Ivaldo Lemos Junior
Procurador de Justiça do MPDFT
Uma das categorias de pensamento mais exploradas pelo jurídico é a do “normal”, vale dizer, das coisas que acontecem usualmente, de um mundo que gira em órbitas desenxabidas, previsíveis. Para dar um toque de classe, a expressão em latim é “quod plerumque accidit” ou “quod pluremque fit”.
Todos sabemos que ocorrem eventos extraordinários, incompreensíveis e até inacreditáveis, que acicatam a nossa capacidade de absorção. Para eles, a lei pode ou não ter uma solução. Mas mesmo para o óbvio do óbvio talvez não haja uma saída de praxe. O problema pode parecer evidente mas não o seu trato, coagulando assim o propalado conteúdo “conservador” do direito.
Vamos pensar em um banco de praça. Ele foi colocado ali para quê? Para se sentar. E, com isso, ler um bom livro, ficar no celular, comer um sanduíche, bater papo ou não fazer nada, só deixar a vida rolar. Até aqui tudo bem. Mas eu pergunto: por quanto tempo?
Vamos supor que alguém solicite que outro deixe o banco por entender que o está ocupando por tempo demais. Haverá um conflito se o primeiro não concordar, alegar que não há limitação de tempo. Nenhuma lei regula o assunto, tampouco as regras internas da praça (se é que existem), e o “quod plerumque” não desencalha o impasse, pois os dois lados têm lá alguma razão.
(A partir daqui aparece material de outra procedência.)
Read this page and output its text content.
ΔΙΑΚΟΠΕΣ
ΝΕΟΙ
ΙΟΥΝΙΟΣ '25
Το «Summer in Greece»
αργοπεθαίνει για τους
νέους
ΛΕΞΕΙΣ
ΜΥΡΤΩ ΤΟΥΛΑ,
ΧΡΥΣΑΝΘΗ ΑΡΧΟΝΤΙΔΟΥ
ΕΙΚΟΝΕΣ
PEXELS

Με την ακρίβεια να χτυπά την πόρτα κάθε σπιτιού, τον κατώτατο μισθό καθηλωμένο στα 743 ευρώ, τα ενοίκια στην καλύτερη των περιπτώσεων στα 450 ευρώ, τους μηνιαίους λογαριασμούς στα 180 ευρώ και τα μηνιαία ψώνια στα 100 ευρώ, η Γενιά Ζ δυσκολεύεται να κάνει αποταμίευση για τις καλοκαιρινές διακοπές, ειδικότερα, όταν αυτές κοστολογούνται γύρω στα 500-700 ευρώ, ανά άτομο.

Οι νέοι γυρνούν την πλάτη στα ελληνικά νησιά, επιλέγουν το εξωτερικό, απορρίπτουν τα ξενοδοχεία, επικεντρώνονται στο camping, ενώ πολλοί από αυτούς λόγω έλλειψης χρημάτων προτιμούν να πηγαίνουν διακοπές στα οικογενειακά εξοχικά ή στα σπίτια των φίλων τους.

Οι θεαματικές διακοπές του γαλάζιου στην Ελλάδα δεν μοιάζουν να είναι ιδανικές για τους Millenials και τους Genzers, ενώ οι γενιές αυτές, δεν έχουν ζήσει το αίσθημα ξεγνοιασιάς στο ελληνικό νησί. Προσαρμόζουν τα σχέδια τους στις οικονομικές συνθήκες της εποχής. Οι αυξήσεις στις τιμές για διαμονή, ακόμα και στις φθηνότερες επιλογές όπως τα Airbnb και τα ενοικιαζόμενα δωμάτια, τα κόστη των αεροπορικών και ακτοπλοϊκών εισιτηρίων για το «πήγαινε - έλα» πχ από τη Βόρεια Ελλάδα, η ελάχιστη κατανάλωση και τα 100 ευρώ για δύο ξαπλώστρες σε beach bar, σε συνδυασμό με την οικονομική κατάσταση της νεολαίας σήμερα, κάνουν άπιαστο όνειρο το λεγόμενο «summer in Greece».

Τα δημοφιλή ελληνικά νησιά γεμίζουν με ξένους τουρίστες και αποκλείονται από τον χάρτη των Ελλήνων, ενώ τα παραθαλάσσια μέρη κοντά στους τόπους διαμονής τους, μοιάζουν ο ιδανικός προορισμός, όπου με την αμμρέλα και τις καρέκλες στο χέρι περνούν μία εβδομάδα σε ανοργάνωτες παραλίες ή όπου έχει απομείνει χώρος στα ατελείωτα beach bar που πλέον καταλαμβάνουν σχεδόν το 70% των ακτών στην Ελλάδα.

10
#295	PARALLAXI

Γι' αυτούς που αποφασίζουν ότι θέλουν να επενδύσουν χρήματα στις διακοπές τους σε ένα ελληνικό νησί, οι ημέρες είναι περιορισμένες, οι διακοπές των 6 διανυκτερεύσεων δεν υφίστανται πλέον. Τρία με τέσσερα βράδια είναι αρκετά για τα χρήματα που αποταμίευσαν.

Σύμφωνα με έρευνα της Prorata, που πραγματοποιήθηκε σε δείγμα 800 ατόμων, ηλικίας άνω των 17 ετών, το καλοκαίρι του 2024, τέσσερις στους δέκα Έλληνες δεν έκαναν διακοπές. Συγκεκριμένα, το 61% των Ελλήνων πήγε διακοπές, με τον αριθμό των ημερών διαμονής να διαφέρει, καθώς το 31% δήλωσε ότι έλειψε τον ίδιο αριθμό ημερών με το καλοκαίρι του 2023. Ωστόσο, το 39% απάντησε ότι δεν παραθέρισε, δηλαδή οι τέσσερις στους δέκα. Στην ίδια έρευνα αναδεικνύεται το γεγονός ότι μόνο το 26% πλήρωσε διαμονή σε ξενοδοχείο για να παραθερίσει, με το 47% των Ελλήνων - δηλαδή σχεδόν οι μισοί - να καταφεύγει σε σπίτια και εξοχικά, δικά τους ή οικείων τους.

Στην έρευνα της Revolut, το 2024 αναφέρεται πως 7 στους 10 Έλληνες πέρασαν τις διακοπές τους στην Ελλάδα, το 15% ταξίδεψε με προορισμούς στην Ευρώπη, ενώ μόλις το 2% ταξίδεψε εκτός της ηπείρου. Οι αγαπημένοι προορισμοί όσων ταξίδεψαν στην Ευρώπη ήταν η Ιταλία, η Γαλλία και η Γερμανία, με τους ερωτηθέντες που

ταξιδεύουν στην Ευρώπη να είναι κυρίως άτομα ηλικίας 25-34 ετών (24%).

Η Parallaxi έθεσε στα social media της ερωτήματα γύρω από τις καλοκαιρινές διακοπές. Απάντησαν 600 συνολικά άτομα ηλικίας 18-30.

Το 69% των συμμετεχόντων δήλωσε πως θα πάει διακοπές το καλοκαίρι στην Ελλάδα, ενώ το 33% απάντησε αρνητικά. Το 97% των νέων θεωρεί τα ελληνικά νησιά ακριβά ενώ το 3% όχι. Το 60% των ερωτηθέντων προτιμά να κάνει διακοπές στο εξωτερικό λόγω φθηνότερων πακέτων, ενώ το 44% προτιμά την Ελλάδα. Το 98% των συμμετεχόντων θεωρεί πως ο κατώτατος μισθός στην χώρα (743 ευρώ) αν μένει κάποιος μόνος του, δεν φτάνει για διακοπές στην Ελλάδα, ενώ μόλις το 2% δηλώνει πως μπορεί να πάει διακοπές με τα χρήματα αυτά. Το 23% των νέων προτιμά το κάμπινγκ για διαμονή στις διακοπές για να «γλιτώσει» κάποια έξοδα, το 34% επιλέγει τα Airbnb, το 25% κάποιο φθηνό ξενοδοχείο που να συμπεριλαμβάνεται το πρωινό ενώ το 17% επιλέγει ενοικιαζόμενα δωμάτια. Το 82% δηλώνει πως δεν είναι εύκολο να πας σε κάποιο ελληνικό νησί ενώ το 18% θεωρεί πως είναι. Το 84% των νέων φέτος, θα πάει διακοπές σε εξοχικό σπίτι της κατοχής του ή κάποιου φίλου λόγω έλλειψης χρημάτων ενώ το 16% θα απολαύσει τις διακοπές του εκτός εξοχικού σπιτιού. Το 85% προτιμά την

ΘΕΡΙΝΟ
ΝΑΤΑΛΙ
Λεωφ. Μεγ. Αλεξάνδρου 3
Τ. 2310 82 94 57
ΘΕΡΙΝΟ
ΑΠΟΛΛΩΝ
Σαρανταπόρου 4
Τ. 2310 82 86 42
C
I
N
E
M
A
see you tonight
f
O aspecto matemático da normalidade é tão poderoso que acaba assumindo um certo hálito de juízo de valor, a partir da mera constatação de algo que se repete “ad nauseam”. Isso se chama “falácia naturalista”. Por exemplo, ser destro é “normal” não por ser bom em si – assim como soa pouco elegante designar o canhoto como “errado” e mais ainda “anormal”–, mas porque 80-90% das pessoas usam a mão direita para escrever. Nesse caso, o “bom” de ser destro é uma implicação estritamente operacional, já que objetos em geral são fabricados para eles e o resto que se vire.